Big Data & Causal Inference
Emulating the trials we cannot run.
Randomized trials are the gold standard, but many urgent questions can never be trialled, they are too rare, too slow, too costly, or concern drugs already in daily use. We turn some of the world’s largest health datasets into evidence, emulating the trial we wish existed and stress-testing every answer until it holds. This is the engine behind much of our most actionable work.
Target trial emulation.
Instead of hoping observational data behaves like a trial, we design the trial first, then emulate it. Done carefully, this recovers causal answers from real-world data without the delay and cost of running the study for real.
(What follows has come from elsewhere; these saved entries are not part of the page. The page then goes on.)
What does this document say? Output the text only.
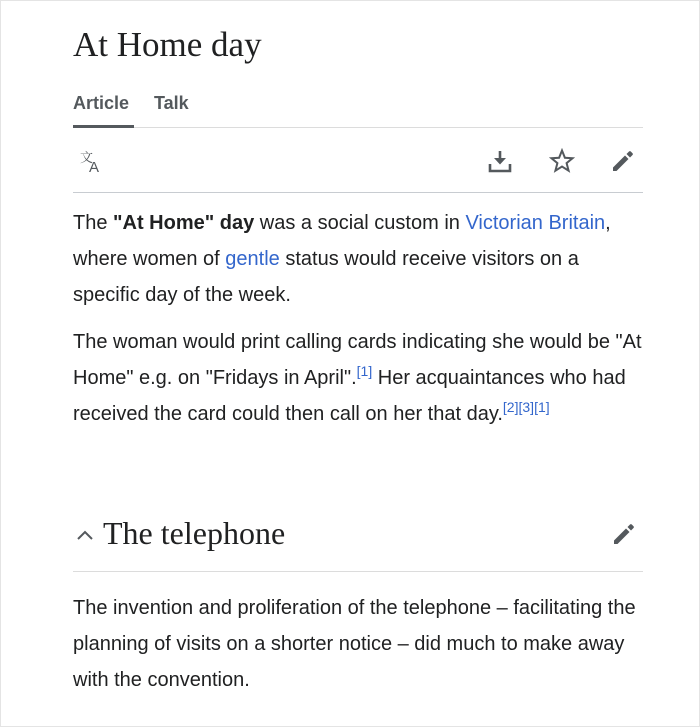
At Home day
Article Talk
文
A

The "At Home" day was a social custom in Victorian Britain, where women of gentle status would receive visitors on a specific day of the week.

The woman would print calling cards indicating she would be "At Home" e.g. on "Fridays in April".[1] Her acquaintances who had received the card could then call on her that day.[2][3][1]

The telephone

The invention and proliferation of the telephone – facilitating the planning of visits on a shorter notice – did much to make away with the convention.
Some of the world’s largest health datasets.
Real-world data, actionable answers.
The right antiseizure medication could prevent a quarter of clots in epilepsy patients on blood thinners.
In over 180 million records, we used target trial emulation to show that up to 28% of thromboembolic events in people with epilepsy taking direct oral anticoagulants could be prevented by choosing a low-interaction antiseizure medication. Even drugs long assumed safe, such as levetiracetam, carried risk. A clear, immediately usable example of big data changing practice.
Acquired epilepsy is not a bystander.
Across 4.4 million adults and 20 different brain insults, epilepsy after brain injury emerged as a distinct driver of illness and death, not just a marker of severity, and early treatment was linked to lower mortality.
A path to preventing dementia.
The same method powers our dementia work: sodium channel blocking medications linked to a 27% lower dementia risk, and antiseizure medications to lower Alzheimer’s pathology.